Diet Shapes Muscle Aging: What the Latest Research Reveals

Skeletal muscle loss accelerates after age 40, with muscle mass declining at 0.6–1% per year and function at roughly 3% per year, culminating in sarcopenia—a condition linked to falls, institutionalization, and death. This editorial, introducing a Special Issue of Nutrients titled 'Diet and Muscle Metabolism,' synthesizes key findings across multiple studies to advance understanding of how diet and metabolism interact with aging muscle biology.

The biological underpinnings of sarcopenia are multifactorial. Chronic low-grade inflammation ('inflamm-aging'), driven by cytokines such as IL-1, IL-6, and TNF-α, promotes muscle catabolism and reduces food intake. Mitochondrial dysfunction compounds this by generating excess reactive oxygen species (ROS), which damage intracellular macromolecules and trigger innate immune activation via mitochondrial DAMPs, creating a self-reinforcing inflammatory-catabolic cycle. Structural changes—including myofiber atrophy, intermuscular fat infiltration, and gut dysbiosis—further accelerate decline. A large Italian cohort study (n=1,510) within the issue found sarcopenia as the most prevalent musculoskeletal phenotype (17%), followed by osteosarcopenia (14.7%) and sarcopenic obesity (2%), with inflammatory and nutritional biomarkers (CRP, ESR, albumin, iron) significantly associated with these conditions.

Three animal studies in the issue shed light on diet-muscle interactions. Maternal low-protein diet during lactation reduced offspring muscle mass and strength, with sex-specific trajectories—female offspring initially recovered but experienced accelerated muscle loss during aging. A comparison of high-fat/sucrose (HFS) versus ketogenic diets (KD) in rats showed the KD preserved insulin-stimulated glucose metabolism, improved mitochondrial markers, and supported muscle-type-specific ketone utilization, while the HFS diet impaired metabolic flexibility. A third study found that male rats on a high-fat/high-sucrose diet exhibited elevated mitochondrial respiration and insulin resistance compared to females, with transcriptomic analysis revealing distinct sex-dependent differences in PI3K/AKT and PPARα/RXRα signaling pathways.

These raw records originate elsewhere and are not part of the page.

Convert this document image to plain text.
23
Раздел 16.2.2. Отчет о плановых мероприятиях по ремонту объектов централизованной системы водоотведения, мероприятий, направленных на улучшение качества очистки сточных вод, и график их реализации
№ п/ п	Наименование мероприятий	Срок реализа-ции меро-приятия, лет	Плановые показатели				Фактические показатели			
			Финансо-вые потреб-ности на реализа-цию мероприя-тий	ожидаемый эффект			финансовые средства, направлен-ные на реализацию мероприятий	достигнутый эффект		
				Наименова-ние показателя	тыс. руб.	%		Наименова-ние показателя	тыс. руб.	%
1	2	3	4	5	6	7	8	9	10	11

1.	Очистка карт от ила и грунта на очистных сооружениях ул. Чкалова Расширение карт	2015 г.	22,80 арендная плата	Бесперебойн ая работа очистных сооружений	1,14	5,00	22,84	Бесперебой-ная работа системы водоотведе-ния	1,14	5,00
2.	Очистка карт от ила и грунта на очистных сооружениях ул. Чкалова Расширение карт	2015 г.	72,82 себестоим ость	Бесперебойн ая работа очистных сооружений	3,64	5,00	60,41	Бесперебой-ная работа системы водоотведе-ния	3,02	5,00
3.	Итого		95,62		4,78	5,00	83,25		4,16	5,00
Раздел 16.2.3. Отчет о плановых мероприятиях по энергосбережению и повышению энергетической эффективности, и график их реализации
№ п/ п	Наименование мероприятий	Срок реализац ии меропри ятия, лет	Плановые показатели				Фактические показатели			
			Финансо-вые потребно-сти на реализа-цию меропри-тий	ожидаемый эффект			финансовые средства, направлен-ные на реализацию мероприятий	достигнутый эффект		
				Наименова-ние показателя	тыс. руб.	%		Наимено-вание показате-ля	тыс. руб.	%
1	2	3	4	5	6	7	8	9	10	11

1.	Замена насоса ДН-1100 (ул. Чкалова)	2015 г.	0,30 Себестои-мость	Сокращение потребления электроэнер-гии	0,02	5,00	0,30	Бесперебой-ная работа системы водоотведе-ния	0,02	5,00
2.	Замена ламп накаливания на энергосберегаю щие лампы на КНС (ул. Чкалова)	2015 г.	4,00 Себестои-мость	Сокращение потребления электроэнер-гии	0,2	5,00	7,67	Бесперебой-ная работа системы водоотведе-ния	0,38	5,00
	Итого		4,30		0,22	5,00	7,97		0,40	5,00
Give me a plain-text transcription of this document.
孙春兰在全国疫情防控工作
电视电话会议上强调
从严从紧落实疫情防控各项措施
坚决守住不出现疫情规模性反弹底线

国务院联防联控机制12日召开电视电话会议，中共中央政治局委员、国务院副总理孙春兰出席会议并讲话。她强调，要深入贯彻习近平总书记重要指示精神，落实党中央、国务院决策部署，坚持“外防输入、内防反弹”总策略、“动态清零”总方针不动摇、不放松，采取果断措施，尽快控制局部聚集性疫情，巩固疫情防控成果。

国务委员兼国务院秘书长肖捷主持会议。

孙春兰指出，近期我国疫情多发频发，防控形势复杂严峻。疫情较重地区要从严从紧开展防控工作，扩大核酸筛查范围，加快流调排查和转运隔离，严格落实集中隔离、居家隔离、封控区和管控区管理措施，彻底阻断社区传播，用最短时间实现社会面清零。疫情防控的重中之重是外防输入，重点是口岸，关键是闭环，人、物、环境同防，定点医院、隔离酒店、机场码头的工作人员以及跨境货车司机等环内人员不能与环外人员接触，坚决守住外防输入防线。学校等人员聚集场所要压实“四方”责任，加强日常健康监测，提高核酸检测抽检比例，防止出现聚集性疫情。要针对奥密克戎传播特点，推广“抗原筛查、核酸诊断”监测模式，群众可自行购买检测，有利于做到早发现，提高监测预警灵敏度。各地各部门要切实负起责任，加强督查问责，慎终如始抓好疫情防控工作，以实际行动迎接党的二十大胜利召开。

On the clinical intervention front, a two-month multidisciplinary residential program (MRP) combining personalized low-energy diet, aerobic plus resistance training five days per week, and cognitive behavioral therapy significantly improved Short Physical Performance Battery (SPPB) scores, reduced fat mass and visceral adipose tissue, and improved glycemic control, lipid profiles, and insulin sensitivity in institutionalized adults with sarcopenic obesity. Beyond protein, compounds such as omega-3 PUFAs, vitamin D, creatine, and HMB show variable but generally modest benefits. Emerging nutraceuticals—resveratrol, quercetin, ursolic acid, urolithin, fisetin, and nicotinamide riboside—target autophagy, senescence, and mitochondrial biogenesis in preclinical models, though human evidence remains limited.

The editorial concludes that no pharmacological treatments currently exist for sarcopenia, making lifestyle interventions—particularly protein-rich diets combined with resistance training—the frontline approach. Personalized nutritional strategies tailored to sex, metabolic phenotype, and clinical status represent the most promising avenue forward, with pharmacological development needed for those unable to benefit from lifestyle measures.